Categories
Blog

Digital Presence: What Would the World Be Without <a href>

25 years ago, the internet was still nonexistent in human vocabulary. At that time, knowledge was shared through books… page by page.

The internet disrupted traditional practices by enabling web pages, and even different websites, to connect with each other: the hypertext link. This simple HTML tag <a href> transformed how we access and navigate information.

Later, Google introduced an innovation that would add even more value to hypertext links: they now also serve to measure the relevance of content distributed across the web.

The excerpt below is taken from a publication by Italian author Alessandro Baricco where, in his philosophical argument, he highlights the great transformation that accompanied the advent of Google and the internet in general. This text particularly caught my attention as this innovation—the creation of the search engine—gave birth to a new obsession: search engine optimization.

“Google is, in fact, what most resembles the invention of the printing press for us. Those two [Larry Page and Sergey Brin] are the only Gutenbergs to appear after Gutenberg.

[…] For Page and Brin, however, this is where it all began. They were among the first to guess that these links were not just an additional option on the web: they were its very meaning, its ultimate accomplishment. Without links, the Internet would have remained a catalog, new in form, but traditional in essence. With links, the network became something that would change the way we think.”

Baricco, Alessandro, The Barbarians: An Essay on the Mutation, Paris, Gallimard, 2014

From PageRank to the Obsession with SEO

The true revolution introduced by Google lies in its PageRank algorithm, which assigns a quantifiable value to links. What was once just a means of navigation has become an indicator of relevance and authority. This innovation transformed the internet into an interconnected ecosystem where each link participates in a collective evaluation of a source’s credibility.
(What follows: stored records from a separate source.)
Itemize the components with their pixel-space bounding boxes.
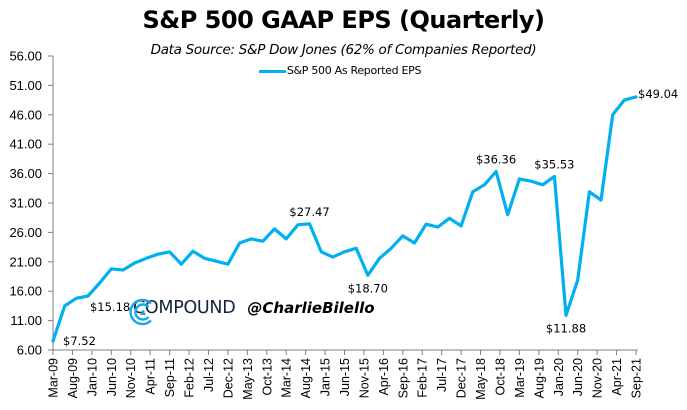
y-tick-label: 36.00 (9, 166, 42, 181)
x-tick-label: Apr-11 (144, 358, 158, 395)
y-tick-label: 56.00 (9, 49, 42, 64)
x-tick-label: Dec-12 (221, 358, 235, 398)
watermark: COMPOUND @CharlieBilello (129, 298, 375, 326)
data-labels: $7.52 $15.18 $27.47 $18.70 $36.36 $35.53 $11.8… (63, 87, 678, 348)
y-tick-label: 16.00 (9, 284, 42, 299)
compound-c-logo-icon (129, 298, 152, 326)
x-tick-label: Aug-09 (66, 358, 80, 398)
x-tick-label: Sep-21 (630, 358, 644, 398)
y-tick-label: 51.00 (9, 78, 42, 93)
x-tick-label: May-18 (474, 358, 488, 400)
x-tick-label: Apr-21 (610, 358, 624, 396)
y-tick-label: 11.00 (10, 313, 42, 328)
chart-subtitle: Data Source: S&P Dow Jones (62% of Compa… (150, 42, 537, 58)
x-tick-label: Nov-15 (357, 358, 371, 398)
data-label: $11.88 (546, 321, 586, 335)
legend-swatch (258, 69, 286, 73)
x-tick-label: Feb-12 (183, 358, 197, 398)
x-tick-label: Mar-14 (280, 358, 294, 398)
x-tick-label: Jun-20 (571, 358, 585, 396)
x-tick-label: Dec-17 (455, 358, 469, 398)
y-axis: 6.00 11.00 16.00 21.00 26.00 31.00 36.00 41.00 4… (9, 49, 54, 358)
data-label: $35.53 (534, 157, 574, 171)
y-tick-label: 6.00 (17, 343, 42, 358)
x-tick-label: Jul-12 (202, 358, 216, 392)
x-tick-label: Jun-15 (338, 358, 352, 396)
x-tick-label: Jan-20 (552, 358, 566, 396)
x-tick-label: Mar-19 (513, 358, 527, 398)
y-tick-label: 26.00 (9, 225, 42, 240)
data-label: $49.04 (638, 87, 678, 101)
x-tick-label: Aug-19 (532, 358, 546, 398)
x-tick-label: Jul-17 (435, 358, 449, 392)
legend: S&P 500 As Reported EPS (190, 64, 490, 77)
x-tick-label: Jun-10 (105, 358, 119, 396)
data-label: $15.18 (90, 300, 130, 314)
data-label: $7.52 (63, 334, 96, 348)
x-tick-label: Jan-15 (319, 358, 333, 396)
data-label: $36.36 (476, 152, 516, 166)
x-tick-label: Sep-16 (396, 358, 410, 398)
x-tick-label: May-13 (241, 358, 255, 400)
x-tick-label: Oct-18 (493, 358, 507, 396)
chart-title: S&P 500 GAAP EPS (Quarterly) (142, 6, 545, 34)
x-tick-label: Oct-13 (260, 358, 274, 396)
x-tick-label: Mar-09 (47, 358, 61, 398)
series-layer (51, 95, 638, 343)
y-tick-label: 41.00 (9, 137, 42, 152)
x-tick-label: Jan-10 (85, 358, 99, 396)
legend-label: S&P 500 As Reported EPS (286, 64, 422, 77)
x-tick-label: Aug-14 (299, 358, 313, 398)
y-tick-label: 21.00 (9, 254, 42, 269)
data-label: $18.70 (348, 281, 388, 295)
x-tick-label: Feb-17 (416, 358, 430, 398)
x-tick-label: Nov-10 (124, 358, 138, 398)
y-tick-label: 31.00 (9, 196, 42, 211)
x-tick-label: Sep-11 (163, 358, 177, 397)
x-axis: Mar-09 Aug-09 Jan-10 Jun-10 Nov-10 Apr-11 Sep-… (47, 349, 644, 400)
watermark-handle: @CharlieBilello (247, 299, 375, 317)
x-tick-label: Apr-16 (377, 358, 391, 396)
data-label: $27.47 (289, 205, 329, 219)
y-tick-label: 46.00 (9, 107, 42, 122)
watermark-brand: COMPOUND (133, 298, 236, 318)
x-tick-label: Nov-20 (591, 358, 605, 398)
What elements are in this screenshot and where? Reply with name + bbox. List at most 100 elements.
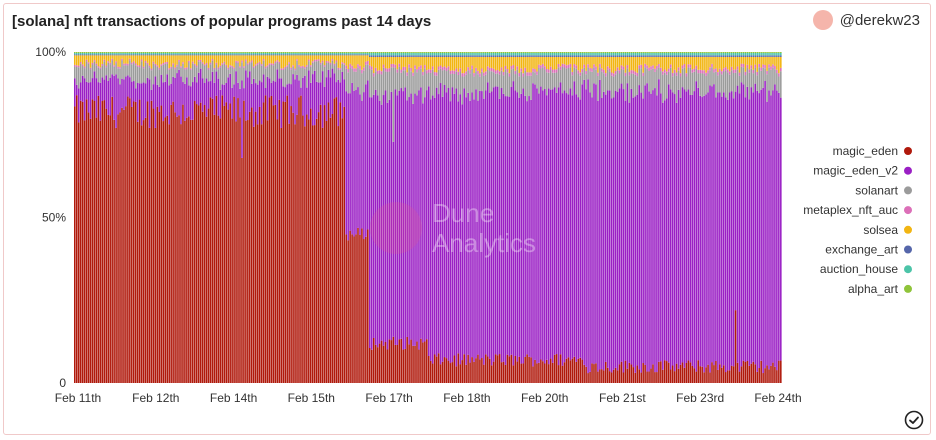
bar-segment-magic-eden-v2[interactable] (534, 84, 536, 360)
bar-segment-magic-eden[interactable] (158, 111, 161, 383)
bar-segment-magic-eden-v2[interactable] (376, 95, 379, 348)
bar-segment-solsea[interactable] (249, 55, 251, 62)
bar-segment-metaplex-nft-auc[interactable] (756, 71, 758, 76)
bar-segment-solsea[interactable] (156, 55, 159, 66)
bar-segment-solanart[interactable] (780, 71, 782, 98)
legend-label-solsea[interactable]: solsea (863, 223, 898, 237)
bar-segment-metaplex-nft-auc[interactable] (441, 67, 444, 71)
bar-segment-auction-house[interactable] (315, 52, 318, 55)
bar-segment-solsea[interactable] (77, 55, 80, 66)
bar-segment-alpha-art[interactable] (225, 52, 227, 53)
bar-segment-alpha-art[interactable] (449, 52, 452, 53)
bar-segment-magic-eden[interactable] (439, 364, 442, 383)
bar-segment-magic-eden-v2[interactable] (150, 89, 153, 101)
bar-segment-metaplex-nft-auc[interactable] (583, 64, 585, 68)
bar-segment-metaplex-nft-auc[interactable] (705, 72, 707, 76)
bar-segment-solanart[interactable] (662, 74, 664, 103)
bar-segment-solsea[interactable] (396, 56, 399, 70)
bar-segment-metaplex-nft-auc[interactable] (453, 70, 456, 74)
bar-segment-exchange-art[interactable] (534, 55, 536, 57)
bar-segment-magic-eden[interactable] (296, 114, 298, 384)
bar-segment-solanart[interactable] (481, 71, 483, 92)
bar-segment-metaplex-nft-auc[interactable] (612, 73, 615, 77)
bar-segment-magic-eden[interactable] (178, 115, 180, 383)
bar-segment-magic-eden-v2[interactable] (382, 95, 385, 346)
bar-segment-solsea[interactable] (380, 56, 383, 72)
bar-segment-alpha-art[interactable] (99, 52, 102, 53)
bar-segment-auction-house[interactable] (388, 52, 391, 56)
bar-segment-magic-eden-v2[interactable] (532, 83, 534, 367)
bar-segment-magic-eden[interactable] (103, 100, 106, 384)
bar-segment-exchange-art[interactable] (154, 54, 157, 56)
bar-segment-auction-house[interactable] (652, 52, 654, 56)
bar-segment-solanart[interactable] (166, 63, 168, 75)
bar-segment-auction-house[interactable] (384, 52, 387, 56)
bar-segment-metaplex-nft-auc[interactable] (610, 72, 613, 76)
bar-segment-magic-eden-v2[interactable] (127, 75, 129, 97)
bar-segment-alpha-art[interactable] (658, 52, 660, 53)
bar-segment-solsea[interactable] (359, 55, 361, 66)
bar-segment-solanart[interactable] (203, 66, 206, 83)
bar-segment-metaplex-nft-auc[interactable] (178, 59, 180, 62)
bar-segment-magic-eden-v2[interactable] (723, 92, 725, 366)
bar-segment-solsea[interactable] (443, 56, 446, 67)
bar-segment-magic-eden[interactable] (117, 114, 119, 384)
bar-segment-alpha-art[interactable] (154, 52, 157, 53)
bar-segment-auction-house[interactable] (376, 52, 379, 56)
bar-segment-exchange-art[interactable] (453, 55, 456, 57)
bar-segment-metaplex-nft-auc[interactable] (317, 59, 320, 61)
bar-segment-magic-eden[interactable] (79, 100, 82, 384)
bar-segment-magic-eden[interactable] (589, 371, 591, 383)
bar-segment-auction-house[interactable] (125, 52, 127, 55)
bar-segment-auction-house[interactable] (522, 52, 524, 56)
bar-segment-metaplex-nft-auc[interactable] (445, 67, 448, 72)
bar-segment-solsea[interactable] (254, 55, 257, 65)
bar-segment-metaplex-nft-auc[interactable] (669, 64, 672, 68)
bar-segment-exchange-art[interactable] (315, 54, 318, 56)
legend-swatch-magic-eden[interactable] (904, 147, 912, 155)
bar-segment-metaplex-nft-auc[interactable] (559, 66, 562, 70)
bar-segment-solsea[interactable] (227, 55, 229, 68)
bar-segment-metaplex-nft-auc[interactable] (754, 64, 757, 68)
bar-segment-exchange-art[interactable] (656, 55, 658, 57)
bar-segment-solsea[interactable] (728, 56, 731, 72)
bar-segment-solsea[interactable] (546, 56, 548, 69)
bar-segment-exchange-art[interactable] (158, 54, 161, 56)
bar-segment-exchange-art[interactable] (644, 55, 646, 57)
bar-segment-alpha-art[interactable] (209, 52, 212, 53)
bar-segment-magic-eden-v2[interactable] (697, 87, 699, 361)
bar-segment-solsea[interactable] (284, 55, 286, 67)
bar-segment-exchange-art[interactable] (184, 54, 186, 56)
bar-segment-solanart[interactable] (394, 67, 397, 90)
bar-segment-magic-eden[interactable] (313, 125, 316, 383)
bar-segment-magic-eden-v2[interactable] (528, 96, 530, 357)
bar-segment-solanart[interactable] (774, 69, 776, 85)
bar-segment-auction-house[interactable] (172, 52, 174, 55)
bar-segment-alpha-art[interactable] (665, 52, 668, 53)
bar-segment-solsea[interactable] (219, 55, 222, 66)
bar-segment-alpha-art[interactable] (774, 52, 776, 53)
bar-segment-metaplex-nft-auc[interactable] (252, 66, 255, 69)
bar-segment-metaplex-nft-auc[interactable] (369, 65, 371, 69)
bar-segment-magic-eden-v2[interactable] (770, 95, 772, 366)
bar-segment-magic-eden-v2[interactable] (573, 81, 576, 357)
bar-segment-auction-house[interactable] (207, 52, 210, 55)
bar-segment-magic-eden-v2[interactable] (654, 88, 656, 373)
bar-segment-metaplex-nft-auc[interactable] (439, 65, 442, 69)
bar-segment-magic-eden[interactable] (376, 347, 379, 383)
bar-segment-metaplex-nft-auc[interactable] (465, 71, 467, 75)
bar-segment-exchange-art[interactable] (764, 55, 766, 57)
bar-segment-solsea[interactable] (473, 56, 475, 74)
bar-segment-magic-eden[interactable] (642, 363, 644, 383)
bar-segment-alpha-art[interactable] (396, 52, 399, 53)
bar-segment-metaplex-nft-auc[interactable] (378, 70, 381, 74)
bar-segment-magic-eden-v2[interactable] (603, 91, 605, 371)
bar-segment-alpha-art[interactable] (717, 52, 719, 53)
bar-segment-magic-eden-v2[interactable] (565, 93, 568, 359)
bar-segment-magic-eden-v2[interactable] (504, 96, 507, 365)
bar-segment-alpha-art[interactable] (455, 52, 458, 53)
bar-segment-solsea[interactable] (408, 56, 410, 65)
bar-segment-exchange-art[interactable] (109, 54, 111, 56)
bar-segment-solsea[interactable] (701, 56, 703, 71)
bar-segment-solsea[interactable] (504, 56, 507, 66)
However, this measurability has produced an unexpected consequence: the obsession with search engine optimization. What was originally a quality indicator has gradually become an end in itself for many content creators. SEO (Search Engine Optimization) has established itself as an essential discipline, sometimes at the expense of the user experience.

The Algorithmic Race: A Counterproductive Game of Hide-and-Seek

Today, we observe a paradoxical situation: on one side, website publishers who multiply techniques to improve their ranking, and on the other, Google which regularly makes its algorithm more complex to counter these practices and identify truly relevant content.

This dynamic has created a veritable digital arms race. Referencing techniques evolve from “white hat” (ethical practices) to “black hat” (manipulative practices), while algorithmic updates like Panda, Penguin, or BERT attempt to restore balance.

The result? A massive game of hide-and-seek between search engines and SEO specialists, which sometimes diverts attention from what’s essential: the human behind the screen.

Towards a Human-Centered Approach: DPO

My perspective is as follows: Think DPO [Digital Presence Optimization] rather than SEO [Search Engine Optimization]… in other words, consider the human behind the machine.

Certainly, gaining visibility on search engines is a perfectly laudable objective, but it is not an end in itself. On the contrary, if we return to the original spirit, position in the “ranking” is an indicator.

The fact is that today, many website publishers have made it an absolute objective to achieve at all costs, without really taking into account the perception of the true final recipient: the internet user.

Digital Presence Optimization (DPO, or web presence optimization) is the implementation of a strategy between adapting a communication strategy to the web context and technical optimizations to facilitate the understanding of content by search engines (SEO, in the original sense of the term). The objective is then to target, not the machines (search engines) but the user, the true final consumer of the information, to have an impact on the long term and on a true human perception.

The true value of the internet lies in its ability to connect information with each other, but especially humans with each other. Rediscovering this essence is perhaps the real challenge of our online presence.

“What Google teaches is that there are today an enormous number of humans for whom, each day, important knowledge is knowledge capable of entering into sequence with all others.”

Alessandro Baricco

Behind every click, every search, every interaction is a human being with needs, expectations, and sensitivities. It is by keeping this reality in mind that we can truly optimize our digital presence.